In this book the web of data has been defined as: data that is structured in a machine-readable format and that has been published openly on the web. Whilst the web of data may be defined more narrowly, for example, only referring to data published according to Linked Data principles (see Chapter 4), or more broadly by including data that is kept within organizations, the working definition of the web of data used in this book recognizes the importance of open data, the role of the librarian in providing access to it and the multitude of ways data is being made available. Although there is currently significant interest in Linked Data, there is a lot of data published with little thought to the wider information landscape, and the data published in these ways is already being widely used: from that published in Excel spreadsheets and Google Docs to data that is being made available through APIs. These individualistic approaches to publishing data may be thought of as data silos, with the data isolated from the wider environment and making use of their own idiosyncratic formats. Nonetheless libraries and other organizations are increasingly making use of these technologies to publish a plethora of data. Whist publishing data in some formats makes it more useful to the user community than others, data has value whatever the format it is published in and it is important that this data is not ignored as we increasingly look towards data being made available according to preferred principles.

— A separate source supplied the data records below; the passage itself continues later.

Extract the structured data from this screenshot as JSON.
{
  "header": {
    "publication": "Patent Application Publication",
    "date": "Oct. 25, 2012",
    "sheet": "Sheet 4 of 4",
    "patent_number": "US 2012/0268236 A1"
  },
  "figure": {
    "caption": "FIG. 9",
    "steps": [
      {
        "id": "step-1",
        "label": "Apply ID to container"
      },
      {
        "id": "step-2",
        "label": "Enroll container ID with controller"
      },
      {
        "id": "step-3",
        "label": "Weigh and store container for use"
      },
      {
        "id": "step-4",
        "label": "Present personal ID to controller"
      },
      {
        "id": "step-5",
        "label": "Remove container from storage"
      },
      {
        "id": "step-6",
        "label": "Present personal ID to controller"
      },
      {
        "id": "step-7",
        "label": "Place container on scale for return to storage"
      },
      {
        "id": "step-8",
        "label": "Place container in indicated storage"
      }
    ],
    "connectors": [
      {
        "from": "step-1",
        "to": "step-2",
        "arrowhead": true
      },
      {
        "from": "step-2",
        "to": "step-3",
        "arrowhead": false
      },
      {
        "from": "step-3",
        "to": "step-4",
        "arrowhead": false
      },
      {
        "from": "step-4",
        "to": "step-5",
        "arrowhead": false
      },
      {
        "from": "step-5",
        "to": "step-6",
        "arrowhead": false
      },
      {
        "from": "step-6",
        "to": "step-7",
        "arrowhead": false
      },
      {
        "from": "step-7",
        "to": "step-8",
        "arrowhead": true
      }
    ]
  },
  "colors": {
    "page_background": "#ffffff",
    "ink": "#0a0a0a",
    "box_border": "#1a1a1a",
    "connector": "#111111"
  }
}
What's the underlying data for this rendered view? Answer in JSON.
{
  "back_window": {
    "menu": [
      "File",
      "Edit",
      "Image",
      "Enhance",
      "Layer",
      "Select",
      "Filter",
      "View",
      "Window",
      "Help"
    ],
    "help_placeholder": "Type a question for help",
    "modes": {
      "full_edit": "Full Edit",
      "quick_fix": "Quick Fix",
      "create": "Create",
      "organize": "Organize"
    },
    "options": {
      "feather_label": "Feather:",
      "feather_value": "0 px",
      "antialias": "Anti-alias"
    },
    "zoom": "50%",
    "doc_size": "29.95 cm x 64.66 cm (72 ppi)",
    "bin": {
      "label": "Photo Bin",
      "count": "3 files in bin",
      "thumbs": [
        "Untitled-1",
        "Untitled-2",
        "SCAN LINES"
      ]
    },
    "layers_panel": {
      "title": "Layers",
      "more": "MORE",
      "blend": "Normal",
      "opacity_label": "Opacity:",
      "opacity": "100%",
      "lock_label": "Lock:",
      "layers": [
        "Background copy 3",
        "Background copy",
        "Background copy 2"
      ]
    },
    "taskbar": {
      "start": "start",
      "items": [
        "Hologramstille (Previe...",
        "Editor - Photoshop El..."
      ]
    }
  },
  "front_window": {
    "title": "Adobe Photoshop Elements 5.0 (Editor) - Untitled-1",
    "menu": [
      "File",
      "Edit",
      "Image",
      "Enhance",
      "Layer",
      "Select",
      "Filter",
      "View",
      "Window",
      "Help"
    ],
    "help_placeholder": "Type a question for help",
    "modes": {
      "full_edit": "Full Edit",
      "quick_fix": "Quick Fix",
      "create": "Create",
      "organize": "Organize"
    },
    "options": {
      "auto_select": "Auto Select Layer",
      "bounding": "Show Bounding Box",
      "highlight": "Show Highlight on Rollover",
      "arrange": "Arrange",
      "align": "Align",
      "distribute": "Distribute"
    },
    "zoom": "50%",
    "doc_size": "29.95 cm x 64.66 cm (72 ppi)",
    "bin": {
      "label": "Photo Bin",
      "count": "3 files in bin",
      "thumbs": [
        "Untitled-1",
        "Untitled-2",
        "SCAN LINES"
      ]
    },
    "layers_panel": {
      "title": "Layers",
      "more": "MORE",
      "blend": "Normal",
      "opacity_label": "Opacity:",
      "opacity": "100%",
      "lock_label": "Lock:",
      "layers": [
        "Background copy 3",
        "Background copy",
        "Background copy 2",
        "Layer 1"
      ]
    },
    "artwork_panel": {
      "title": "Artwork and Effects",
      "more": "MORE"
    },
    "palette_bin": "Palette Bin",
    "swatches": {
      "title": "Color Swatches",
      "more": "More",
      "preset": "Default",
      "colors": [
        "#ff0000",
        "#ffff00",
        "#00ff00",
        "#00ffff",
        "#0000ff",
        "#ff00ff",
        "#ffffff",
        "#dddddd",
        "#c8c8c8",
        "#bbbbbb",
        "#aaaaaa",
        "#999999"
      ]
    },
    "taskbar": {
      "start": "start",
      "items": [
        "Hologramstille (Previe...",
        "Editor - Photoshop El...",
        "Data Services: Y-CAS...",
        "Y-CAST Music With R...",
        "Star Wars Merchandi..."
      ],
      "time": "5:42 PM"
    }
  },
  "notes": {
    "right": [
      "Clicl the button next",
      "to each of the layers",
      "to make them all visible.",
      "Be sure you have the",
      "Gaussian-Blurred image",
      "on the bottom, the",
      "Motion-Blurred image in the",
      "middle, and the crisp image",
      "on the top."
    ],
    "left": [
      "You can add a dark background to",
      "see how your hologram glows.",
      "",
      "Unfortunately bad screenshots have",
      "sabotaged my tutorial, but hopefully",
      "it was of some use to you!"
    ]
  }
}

As with all data published online, that in the silos is only of value to those with the skills to make use of it. Although the skills necessary to make use of data in silos is often lower than that in more distributed formats discussed in the following chapters, it nonetheless varies considerably, as will the help needed by users from library and information professionals. Where the data has been stored in a single document a user may need little more than help in finding the document, whereas if it can only be interacted with via an application programming interface (API) users may need help not only identifying the data source, but also with collecting and manipulating the data.